In July 2022, Maya Forstater successfully appealed a decision that holding absolutist gender critical beliefs was “not worthy of respect in a democratic society”. The appeal upheld the right to hold a ‘philosophical belief’ under section 10 of the Equality Act 2010, ruling that “The Claimant’s gender-critical beliefs, which were widely shared, and which did not seek to destroy the rights of trans persons, clearly did not fall into that category (Nazism or Totalitarianism)”.

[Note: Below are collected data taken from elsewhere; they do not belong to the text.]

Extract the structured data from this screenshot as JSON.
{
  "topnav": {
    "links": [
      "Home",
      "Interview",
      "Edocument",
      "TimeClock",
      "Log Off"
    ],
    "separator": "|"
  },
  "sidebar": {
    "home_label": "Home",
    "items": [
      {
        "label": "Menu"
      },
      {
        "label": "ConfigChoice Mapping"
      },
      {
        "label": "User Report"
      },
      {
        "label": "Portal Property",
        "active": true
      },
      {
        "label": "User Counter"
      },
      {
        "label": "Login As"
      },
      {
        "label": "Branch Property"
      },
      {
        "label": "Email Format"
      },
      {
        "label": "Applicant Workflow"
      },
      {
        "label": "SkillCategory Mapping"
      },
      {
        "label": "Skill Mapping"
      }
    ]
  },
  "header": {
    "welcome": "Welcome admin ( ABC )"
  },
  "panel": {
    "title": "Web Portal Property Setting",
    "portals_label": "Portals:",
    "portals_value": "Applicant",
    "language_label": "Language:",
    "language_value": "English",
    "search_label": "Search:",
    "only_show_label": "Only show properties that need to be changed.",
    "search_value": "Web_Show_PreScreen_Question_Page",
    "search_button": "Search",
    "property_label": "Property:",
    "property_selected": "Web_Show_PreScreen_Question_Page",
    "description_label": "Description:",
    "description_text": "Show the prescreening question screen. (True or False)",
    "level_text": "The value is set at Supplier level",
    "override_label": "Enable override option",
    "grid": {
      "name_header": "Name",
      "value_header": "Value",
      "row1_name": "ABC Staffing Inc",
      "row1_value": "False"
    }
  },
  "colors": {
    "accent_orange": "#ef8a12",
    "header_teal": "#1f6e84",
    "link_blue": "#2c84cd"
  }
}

As York is quick to point out, Gender Critical views are only a “protected belief” in the same way that humanism and veganism are viewed as genuinely held beliefs. “You can believe whatever you like,” she continues, “You can believe that Hitler was right. That Attila the Hun was the best person ever. That Elvis is alive and living on the moon. In your head. But as soon as it comes out, it's an offence if you express it in a way that breaks the law. So there are consequences.” As the Forstater appeal judgement explicitly points out, “This judgement does not mean that those with gender-critical beliefs can ‘misgender’ trans persons with impunity” and “This judgement does not mean that trans persons do not have the protections against discrimination and harassment conferred by the Equality Act”.
Reflecting on what has been published and posted and tweeted since her own reemergence as a trans woman, she’s remarkably sanguine. “We can all be horrible people. But it doesn't make you feel good,” she says. “It goes back to when I competed, and you were expected to cheat, and you’re told ‘if we don't cheat, the others are going to’. And you go through that, and you come out of that system. And you just feel crap about yourself. Even though you know that everybody cheated.”
She says she looks at the noxious online climate and thinks, “How crap must you feel at the end of this? You’re just finding an outlet because there’s something about yourself that you hate and don’t want to deal with it. And you think if you pass the hatred onto somebody else, that's going to make it better. But it doesn't. Whatever your issue is, it doesn't go away. It's not going to go away by taking it out on me. Because I can just turn it off. I just leave.” York says she’s only recently started watching BBC News again: “I felt so much better not being terrorised by everything anymore.”
Simone de Beauvoir famously wrote in The Second Sex: “One is not born, but rather becomes, a woman.” It’s the foundational statement for examinations of sex and gender. So how does it feel to become a woman during a culture war? York takes a beat, then asks: “What is gender ideology?” Another beat. “Apparently, I’ve been through it.” She laughs at the absurdity of it all.